Charles Isherwood of The New York Times: "Mr. Schreiber and Ms. Ehle speak Shakespeare's verse with a natural grace and clarity, a seduction to match their looks… The problem is that in Moisés Kaufman's elegantly wrought production set in the tumultuous early 20th century, the Macbeths' murderous rampage unfolds at an oddly stately pace. Blood flows regularly, but as if dispensed from silver taps. In the end neither Mr. Schreiber nor Ms. Ehle seems fully to inhabit the darkness of their characters, despite—or maybe because of—the fastidiousness of their interpretations…. Mr. Kaufman's imagery doesn't expand our vision of the play, and some of the elaborate staging slackens the pace of a tragedy that best hypnotizes by keeping the pedal to the metal."
David Rooney of Variety: "The complexities behind Macbeth's surrender to evil and to overpowering destiny are compellingly embodied in Schreiber's contained performance but less so in other aspects of Moisés Kaufman's intermittently forceful Shakespeare in the Park production. It takes more than a commanding lead to make this most brutal and brisk of tragedies resonate fully… Kaufman is a director who invariably puts a bold stylistic imprint on his work, and this foray into Shakespeare is no exception.
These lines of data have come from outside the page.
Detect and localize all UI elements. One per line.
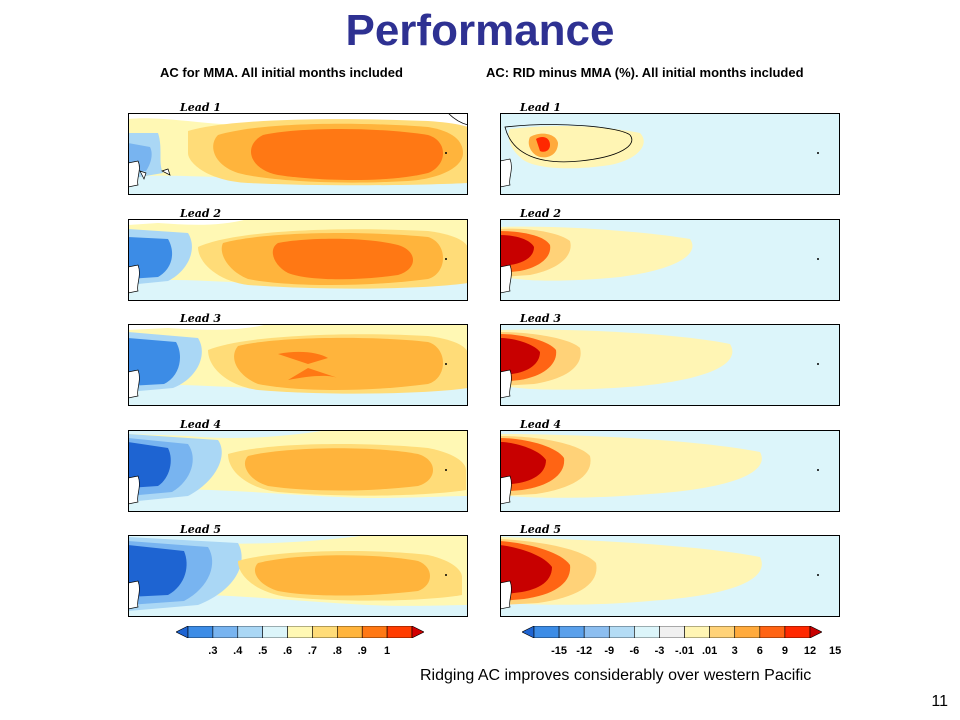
left-colorbar-tick-label: .4	[233, 645, 243, 657]
left-colorbar-tick-label: .6	[282, 645, 293, 657]
left-lead-1-label: Lead 1	[180, 101, 222, 114]
right-map-lead-3	[500, 324, 840, 406]
right-colorbar-swatch	[759, 626, 786, 638]
right-colorbar-swatch	[634, 626, 660, 638]
left-colorbar-swatch	[386, 626, 413, 638]
left-colorbar	[176, 626, 424, 638]
right-colorbar-swatch	[709, 626, 736, 638]
left-colorbar-swatch	[287, 626, 313, 638]
right-lead-1-label: Lead 1	[520, 101, 562, 114]
slide-caption: Ridging AC improves considerably over we…	[420, 667, 812, 684]
right-colorbar-swatch	[558, 626, 585, 638]
right-lead-5-label: Lead 5	[520, 523, 562, 536]
right-lead-4-label: Lead 4	[520, 418, 562, 431]
right-colorbar-tick-label: 12	[803, 645, 817, 657]
right-colorbar-swatch	[533, 626, 560, 638]
right-colorbar-tick-label: -12	[576, 645, 593, 657]
left-colorbar-low-arrow	[176, 626, 189, 638]
left-lead-3-label: Lead 3	[180, 312, 222, 325]
right-map-lead-1	[500, 113, 840, 195]
right-colorbar	[522, 626, 822, 638]
right-colorbar-swatch	[734, 626, 761, 638]
left-colorbar-tick-label: .7	[307, 645, 318, 657]
left-column-heading: AC for MMA. All initial months included	[160, 65, 403, 80]
right-colorbar-swatch	[583, 626, 610, 638]
right-colorbar-tick-label: -.01	[675, 645, 695, 657]
left-colorbar-tick-label: .5	[258, 645, 268, 657]
right-colorbar-swatch	[784, 626, 811, 638]
right-colorbar-swatch	[608, 626, 635, 638]
right-colorbar-tick-label: 15	[828, 645, 842, 657]
right-lead-2-label: Lead 2	[520, 207, 562, 220]
right-lead-3-label: Lead 3	[520, 312, 562, 325]
left-colorbar-swatch	[237, 626, 263, 638]
left-colorbar-swatch	[312, 626, 338, 638]
right-colorbar-low-arrow	[522, 626, 535, 638]
left-colorbar-tick-label: .3	[208, 645, 218, 657]
right-colorbar-tick-label: -3	[654, 645, 665, 657]
right-map-lead-5	[500, 535, 840, 617]
right-colorbar-tick-label: 3	[731, 645, 738, 657]
left-map-lead-5	[128, 535, 468, 617]
left-colorbar-tick-label: 1	[384, 645, 391, 657]
right-colorbar-high-arrow	[809, 626, 822, 638]
right-colorbar-swatch	[659, 626, 685, 638]
right-colorbar-swatch	[684, 626, 710, 638]
right-colorbar-tick-label: -15	[551, 645, 568, 657]
left-colorbar-swatch	[212, 626, 239, 638]
page-number: 11	[931, 693, 948, 710]
left-colorbar-swatch	[337, 626, 363, 638]
right-column-heading: AC: RID minus MMA (%). All initial month…	[486, 65, 804, 80]
left-lead-4-label: Lead 4	[180, 418, 222, 431]
right-map-lead-4	[500, 430, 840, 512]
right-colorbar-tick-label: -6	[629, 645, 640, 657]
left-colorbar-tick-label: .9	[357, 645, 367, 657]
left-colorbar-swatch	[187, 626, 214, 638]
right-colorbar-tick-label: -9	[604, 645, 615, 657]
left-map-lead-4	[128, 430, 468, 512]
slide-title: Performance	[345, 6, 615, 55]
left-colorbar-swatch	[262, 626, 288, 638]
left-lead-5-label: Lead 5	[180, 523, 222, 536]
right-colorbar-tick-label: .01	[701, 645, 718, 657]
left-colorbar-swatch	[361, 626, 388, 638]
left-colorbar-high-arrow	[411, 626, 424, 638]
right-map-lead-2	[500, 219, 840, 301]
right-colorbar-tick-label: 9	[781, 645, 788, 657]
left-map-lead-2	[128, 219, 468, 301]
right-colorbar-tick-label: 6	[756, 645, 763, 657]
left-map-lead-3	[128, 324, 468, 406]
left-map-lead-1	[128, 113, 468, 195]
left-colorbar-tick-label: .8	[332, 645, 342, 657]
left-lead-2-label: Lead 2	[180, 207, 222, 220]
While the first act ambles unduly without the necessary drive, the drama becomes more propulsive in the bloodier second act, its intensity spiraling as the dead stack up and often linger onstage to haunt the protagonist."
Linda Winer of Newsday: "[This Macbeth] is gripping and elegant, and flies like the wind, even in the muggiest early-summer weather. Its nerve center is Liev Schreiber, simultaneously debonaire and heartsick, adding to our growing conviction that this actor can do anything he pleases with intelligence and whatever trumps 'star quality' in our trash culture. With a large, stylish cast including Jennifer Ehle as a shockingly persuasive Lady Macbeth, Moisés Kaufman's production is poetically lucid and driven by danger: At last, a Macbeth for grown-ups."